Nach Rückkehr aus dem Österreich-Urlaub will Bundesumweltminister Norbert Röttgen Mitte dieser Woche zu seiner Kandidatur um den CDU-Landesvorsitz Stellung nehmen. In seiner Umgebung wird fest damit gerechnet, dass er gegen den früheren NRW-Integrationsminister Armin Laschet antritt. In diesem Fall würde es vermutlich noch bis zu den Herbstferien zu einer Mitgliederbefragung kommen.

Die NRW-CDU hat rund 160 000 Mitglieder. Unklar ist, wie hoch die Beteiligung bei einer solchen Befragung wäre. In jedem Fall aber hielte er "das Ergebnis für bindend. Etwas anderes kann ich mir gar nicht vorstellen", sagte der stellvertretende CDU-Landesvorsitzende Eckhard Uhlenberg unserer Zeitung. Zwar habe das Votum der Parteibasis keine Rechtskraft, aber der Landesparteitag, auf dem die Wahl erfolgen wird, müsse dem Mitgliederbeschluss Folge leisten.

Der CDU-Landesparteitag wird voraussichtlich für Anfang November anberaumt.
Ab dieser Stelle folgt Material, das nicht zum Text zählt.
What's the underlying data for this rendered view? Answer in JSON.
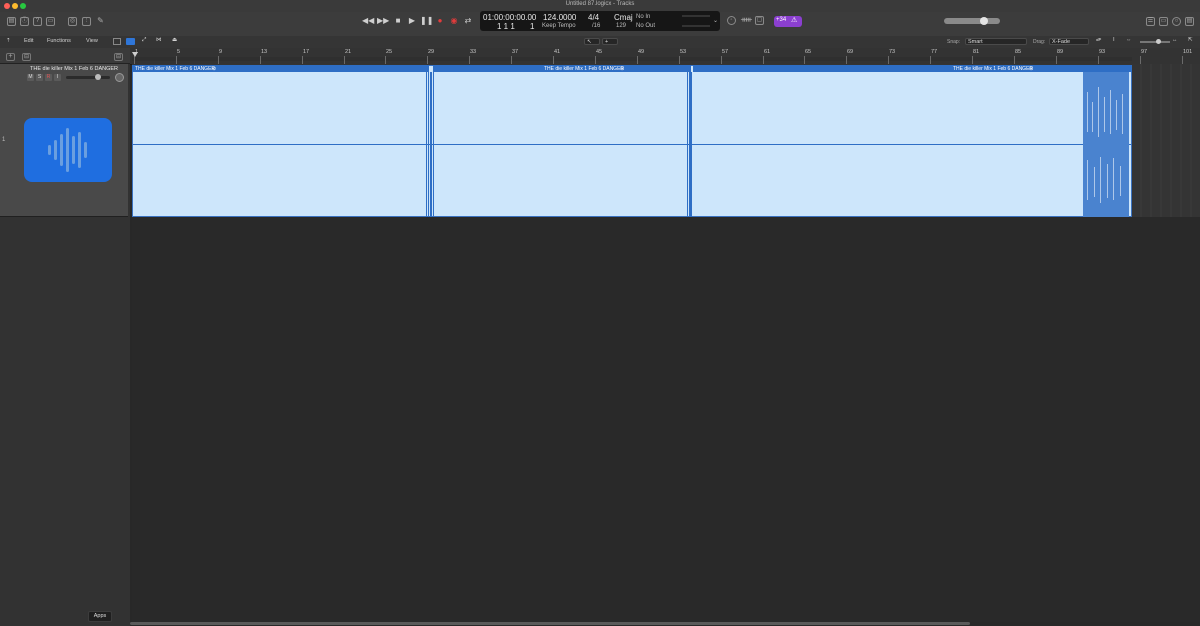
{
  "window": {
    "title": "Untitled 87.logicx - Tracks",
    "traffic_colors": [
      "#ff5f57",
      "#febc2e",
      "#28c840"
    ]
  },
  "transport": {
    "timecode": "01:00:00:00.00",
    "bar_position": "1  1  1",
    "beat_position": "1",
    "tempo": "124.0000",
    "tempo_mode": "Keep Tempo",
    "time_signature": "4/4",
    "division": "/16",
    "key": "Cmaj",
    "key_value": "129",
    "input": "No In",
    "output": "No Out",
    "badge_count": "+34"
  },
  "toolbar": {
    "edit": "Edit",
    "functions": "Functions",
    "view": "View",
    "snap_label": "Snap:",
    "snap_value": "Smart",
    "drag_label": "Drag:",
    "drag_value": "X-Fade"
  },
  "ruler": {
    "bars": [
      "1",
      "5",
      "9",
      "13",
      "17",
      "21",
      "25",
      "29",
      "33",
      "37",
      "41",
      "45",
      "49",
      "53",
      "57",
      "61",
      "65",
      "69",
      "73",
      "77",
      "81",
      "85",
      "89",
      "93",
      "97",
      "101"
    ]
  },
  "track": {
    "number": "1",
    "name": "THE die killer Mix 1 Feb 6 DANGER",
    "mute": "M",
    "solo": "S",
    "record": "R",
    "input_monitor": "I"
  },
  "region": {
    "segments": [
      {
        "title": "THE die killer Mix 1 Feb 6 DANGER"
      },
      {
        "title": "THE die killer Mix 1 Feb 6 DANGER"
      },
      {
        "title": "THE die killer Mix 1 Feb 6 DANGER"
      }
    ],
    "color": "#cde6fb",
    "header_color": "#2e6ec5"
  },
  "tooltip": {
    "apps": "Apps"
  }
}
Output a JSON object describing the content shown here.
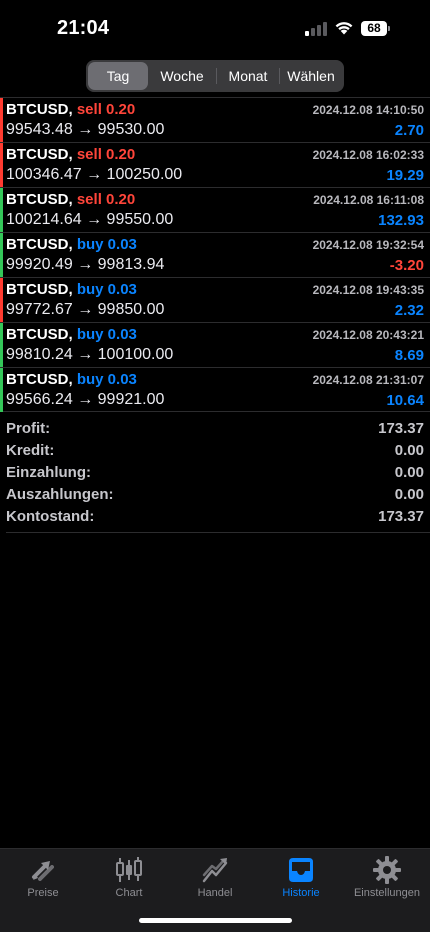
{
  "status_bar": {
    "time": "21:04",
    "battery": "68"
  },
  "segments": [
    {
      "label": "Tag",
      "active": true
    },
    {
      "label": "Woche",
      "active": false
    },
    {
      "label": "Monat",
      "active": false
    },
    {
      "label": "Wählen",
      "active": false
    }
  ],
  "trades": [
    {
      "symbol": "BTCUSD,",
      "side": "sell",
      "side_label": "sell 0.20",
      "open": "99543.48",
      "arrow": "→",
      "close": "99530.00",
      "time": "2024.12.08 14:10:50",
      "profit": "2.70",
      "bar_color": "#ff3b30"
    },
    {
      "symbol": "BTCUSD,",
      "side": "sell",
      "side_label": "sell 0.20",
      "open": "100346.47",
      "arrow": "→",
      "close": "100250.00",
      "time": "2024.12.08 16:02:33",
      "profit": "19.29",
      "bar_color": "#ff3b30"
    },
    {
      "symbol": "BTCUSD,",
      "side": "sell",
      "side_label": "sell 0.20",
      "open": "100214.64",
      "arrow": "→",
      "close": "99550.00",
      "time": "2024.12.08 16:11:08",
      "profit": "132.93",
      "bar_color": "#34c759"
    },
    {
      "symbol": "BTCUSD,",
      "side": "buy",
      "side_label": "buy 0.03",
      "open": "99920.49",
      "arrow": "→",
      "close": "99813.94",
      "time": "2024.12.08 19:32:54",
      "profit": "-3.20",
      "bar_color": "#34c759"
    },
    {
      "symbol": "BTCUSD,",
      "side": "buy",
      "side_label": "buy 0.03",
      "open": "99772.67",
      "arrow": "→",
      "close": "99850.00",
      "time": "2024.12.08 19:43:35",
      "profit": "2.32",
      "bar_color": "#ff3b30"
    },
    {
      "symbol": "BTCUSD,",
      "side": "buy",
      "side_label": "buy 0.03",
      "open": "99810.24",
      "arrow": "→",
      "close": "100100.00",
      "time": "2024.12.08 20:43:21",
      "profit": "8.69",
      "bar_color": "#34c759"
    },
    {
      "symbol": "BTCUSD,",
      "side": "buy",
      "side_label": "buy 0.03",
      "open": "99566.24",
      "arrow": "→",
      "close": "99921.00",
      "time": "2024.12.08 21:31:07",
      "profit": "10.64",
      "bar_color": "#34c759"
    }
  ],
  "summary": [
    {
      "label": "Profit:",
      "value": "173.37"
    },
    {
      "label": "Kredit:",
      "value": "0.00"
    },
    {
      "label": "Einzahlung:",
      "value": "0.00"
    },
    {
      "label": "Auszahlungen:",
      "value": "0.00"
    },
    {
      "label": "Kontostand:",
      "value": "173.37"
    }
  ],
  "tabs": [
    {
      "label": "Preise",
      "icon": "quotes-arrows-icon",
      "active": false
    },
    {
      "label": "Chart",
      "icon": "candlestick-chart-icon",
      "active": false
    },
    {
      "label": "Handel",
      "icon": "trade-trend-icon",
      "active": false
    },
    {
      "label": "Historie",
      "icon": "inbox-tray-icon",
      "active": true
    },
    {
      "label": "Einstellungen",
      "icon": "gear-icon",
      "active": false
    }
  ],
  "colors": {
    "background": "#000000",
    "accent_blue": "#0a84ff",
    "loss_red": "#ff453a",
    "bar_red": "#ff3b30",
    "bar_green": "#34c759",
    "tab_inactive": "#8e8e93"
  }
}
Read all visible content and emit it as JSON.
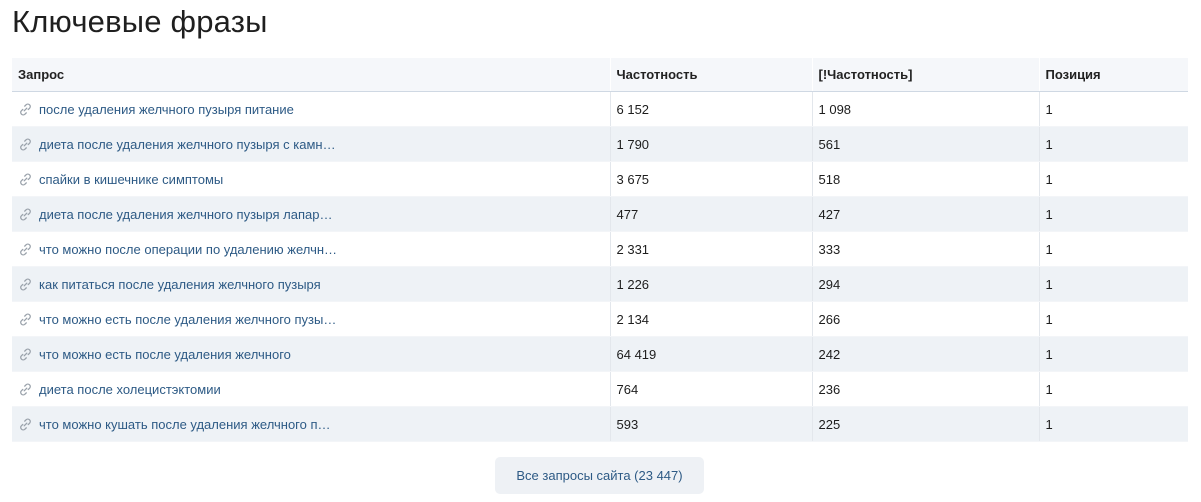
{
  "title": "Ключевые фразы",
  "table": {
    "headers": [
      "Запрос",
      "Частотность",
      "[!Частотность]",
      "Позиция"
    ],
    "rows": [
      {
        "query": "после удаления желчного пузыря питание",
        "freq": "6 152",
        "exact": "1 098",
        "pos": "1"
      },
      {
        "query": "диета после удаления желчного пузыря с камн…",
        "freq": "1 790",
        "exact": "561",
        "pos": "1"
      },
      {
        "query": "спайки в кишечнике симптомы",
        "freq": "3 675",
        "exact": "518",
        "pos": "1"
      },
      {
        "query": "диета после удаления желчного пузыря лапар…",
        "freq": "477",
        "exact": "427",
        "pos": "1"
      },
      {
        "query": "что можно после операции по удалению желчн…",
        "freq": "2 331",
        "exact": "333",
        "pos": "1"
      },
      {
        "query": "как питаться после удаления желчного пузыря",
        "freq": "1 226",
        "exact": "294",
        "pos": "1"
      },
      {
        "query": "что можно есть после удаления желчного пузы…",
        "freq": "2 134",
        "exact": "266",
        "pos": "1"
      },
      {
        "query": "что можно есть после удаления желчного",
        "freq": "64 419",
        "exact": "242",
        "pos": "1"
      },
      {
        "query": "диета после холецистэктомии",
        "freq": "764",
        "exact": "236",
        "pos": "1"
      },
      {
        "query": "что можно кушать после удаления желчного п…",
        "freq": "593",
        "exact": "225",
        "pos": "1"
      }
    ],
    "row_icon": "link-icon"
  },
  "all_queries_button": "Все запросы сайта (23 447)",
  "colors": {
    "link": "#2d5a85",
    "header_bg": "#f5f7fa",
    "stripe_bg": "#eef2f6",
    "button_bg": "#eef1f5"
  }
}
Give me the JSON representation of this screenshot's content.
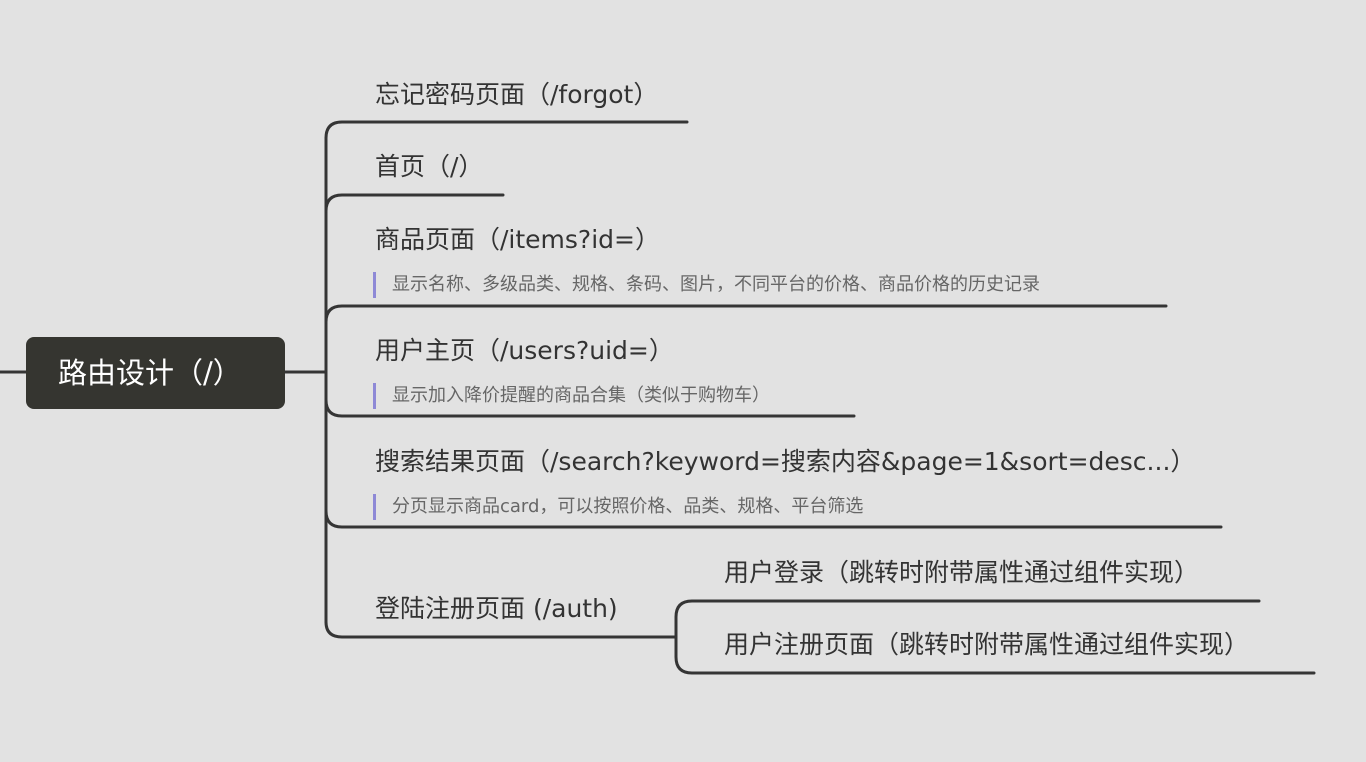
{
  "colors": {
    "background": "#e2e2e2",
    "root_fill": "#353530",
    "branch_line": "#353535",
    "note_bar": "#8e89d6"
  },
  "mindmap": {
    "root": "路由设计（/）",
    "branches": [
      {
        "title": "忘记密码页面（/forgot）"
      },
      {
        "title": "首页（/）"
      },
      {
        "title": "商品页面（/items?id=）",
        "note": "显示名称、多级品类、规格、条码、图片，不同平台的价格、商品价格的历史记录"
      },
      {
        "title": "用户主页（/users?uid=）",
        "note": "显示加入降价提醒的商品合集（类似于购物车）"
      },
      {
        "title": "搜索结果页面（/search?keyword=搜索内容&page=1&sort=desc...）",
        "note": "分页显示商品card，可以按照价格、品类、规格、平台筛选"
      },
      {
        "title": "登陆注册页面 (/auth)",
        "children": [
          {
            "title": "用户登录（跳转时附带属性通过组件实现）"
          },
          {
            "title": "用户注册页面（跳转时附带属性通过组件实现）"
          }
        ]
      }
    ]
  }
}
Mitte November findet in Karlsruhe der CDU-Bundesparteitag statt, auf dessen Tagesordnung die Neuwahl von drei der vier Stellvertreter von Parteichefin Angela Merkel steht. Die Neuwahlen sind wegen der Rücktritte der Parteivize Roland Koch (Hessen) und Jürgen Rüttgers (NRW) sowie der Wahl von Christian Wulff (Niedersachsen) zum Bundespräsidenten fällig.

Wie berichtet, hat es in der NRW-CDU Versuche gegeben, Röttgen das Amt des stellvertretenden Bundesvorsitzenden anzubieten, falls er im Gegenzug auf eine Kandidatur als Chef der Landespartei verzichtet. Demnach würde Laschet neuer Chef der NRW-CDU als Nachfolger von Rüttgers und hätte auch die Unterstützung von Fraktionschef Karl-Josef Laumann. Eine solche Dreier-Lösung (Troika) hat aber umgehend innerparteiliche Kritik ausgelöst. Auch Laschet ist gegen eine Troika. Wenn er Landesvorsitzender werde, beanspruche er auch den Vize-Posten in der Bundespartei, sagte er der "Welt am Sonntag". Die Vorsitzenden der CDU-Landesverbände kämen zumeist aus den Landtagsfraktionen, betonte der Ex-Minister, der auch Fraktionsvize im Düsseldorfer Landtag ist. Zudem könnten in NRW rasch Neuwahlen erforderlich sein – "warum sollten ausgerechnet wir von der bewährten Praxis abweichen und auf personelle Alternativen im Landtag verzichten?"

Uhlenberg unterstützt Laschet und damit eine Düsseldorfer Lösung statt einer Berliner. Ein Landesvorsitzender Laschet sei "näher dran und Teil der Landespolitik", sagte er zur Begründung.